Cahier des charges TFM : L’autonomisation des associations féminines au cœur de la vision de l’entreprise.

Dans le cadre de sa stratégie de développement communautaire, Tenke Fungurume Mining poursuit son appui aux associations féminines de sa concession en leur offrant des formations spécialisées. Cette nouvelle session a mis en lumière l’association Mipango Yetu, basée aux villages Amoni et Kiboko. Une initiative qui s’inscrit dans le vaste programme d’appui aux coopératives féminines. En somme, une confirmation du rôle moteur de TFM dans la promotion de l’autonomie économique locale.
Composée de vingt et un membres, dont quatre hommes, l’association Mipango Yetu a lancé ses activités avec la culture du maïs sur une superficie de sept hectares pour la saison agricole 2025-2026. Avec l’expérience acquise, l’association nourrit déjà de nouvelles ambitions : transformer le maïs en partenariat avec une minoterie locale et valoriser les sous-produits de mouture pour l’alimentation du petit bétail et de la volaille.

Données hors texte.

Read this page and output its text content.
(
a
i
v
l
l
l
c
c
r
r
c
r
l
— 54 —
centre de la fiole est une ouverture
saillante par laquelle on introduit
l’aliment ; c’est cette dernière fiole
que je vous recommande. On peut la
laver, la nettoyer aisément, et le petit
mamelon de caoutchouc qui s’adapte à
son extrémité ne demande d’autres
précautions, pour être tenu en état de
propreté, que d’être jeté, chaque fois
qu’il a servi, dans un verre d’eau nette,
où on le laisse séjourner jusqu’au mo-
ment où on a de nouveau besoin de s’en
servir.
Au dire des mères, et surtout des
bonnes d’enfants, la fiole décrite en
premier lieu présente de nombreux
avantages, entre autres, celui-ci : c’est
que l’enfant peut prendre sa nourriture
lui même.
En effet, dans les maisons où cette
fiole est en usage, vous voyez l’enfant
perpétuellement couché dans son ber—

Mipango Yetu fait partie des huit associations féminines accompagnées par TFM dans l’entrepreneuriat, la production agricole et l’élevage. Un accompagnement qui vise à renforcer la sécurité alimentaire et l’autonomie économique des communautés. La formation récente a été assurée par Congo Support Services (CSS), sous-traitant en charge des services de restauration, dans le cadre de sa responsabilité sociale. La formation portait sur la prévention des incendies, l’hygiène et la sécurité alimentaire. Elle a aussi porté sur la conservation de denrées alimentaires et la prévention des contaminations. Des modules immédiatement applicables sur le terrain.
Selon Joseph Muledi, agronome et superviseur à la coordination de développement économique, « l’accumulation de toutes ces formations traduit la vision de TFM. L’entreprise vise la croissance continue des associations locales. Initialement associations villageoises d’épargne et de crédit, Mipango Yetu ainsi que d’autres initiatives similaires deviennent progressivement des fournisseurs potentiels de CSS, de TFM et même des communautés locales, selon le besoin. »
Les participantes ont exprimé leur satisfaction. Mamie Kavudi, présidente de Mipango Yetu, se réjouit : « Nous remercions TFM pour avoir amené le formateur de CSS pour ces formations très enrichissantes. J’ai commencé à transmettre les notions apprises à ma famille. Je vais également les partager avec les membres de la communauté. »
Même sentiment du côté de Kasongo Monga Anto, secrétaire de l’association. « Nous remercions TFM pour ces initiatives en faveur des communautés, qui sont les bénéficiaires réels de ces programmes sociaux. Les modules sur l’hygiène, la sécurité alimentaire et la conservation nous ont particulièrement marqués. Nous souhaitons que ce type d’accompagnement se poursuive. »
Les participants ont suivi deux ateliers pratiques dans les installations de TFM. L’un dédié à l’extinction de petits feux, l’autre aux techniques de conditionnement alimentaire dans les cuisines de CSS. Le dernier module inclut l’usage du film alimentaire et des emballages biodégradables. La session s’est achevée par la remise de certificats de participation. À cette occasion, Professeur Léonard Ngwej, manager du département de développement communautaire de TFM, a encouragé les membres de l’association à transformer ces acquis en actions concrètes en vue d’une autonomie durable.

Fortes de cet accompagnement, les membres de Mipango Yetu projettent désormais une série d’investissements structurants. D’une part, la construction d’une porcherie et le lancement d’un élevage porcin ; d’autre part, la mise en place d’un élevage de poulets de chair avec 300 sujets par cycle et la vente de poulets abattus et emballés de 1,2 kg. En outre, elle prévoit aussi la production de farine, la fabrication d’aliments pour petits animaux et volailles. Autant d’activités appelées à diversifier les revenus de l’association entre épargne volontaire, production agricole, transformation et commercialisation, mais aussi à renforcer la résilience économique locale.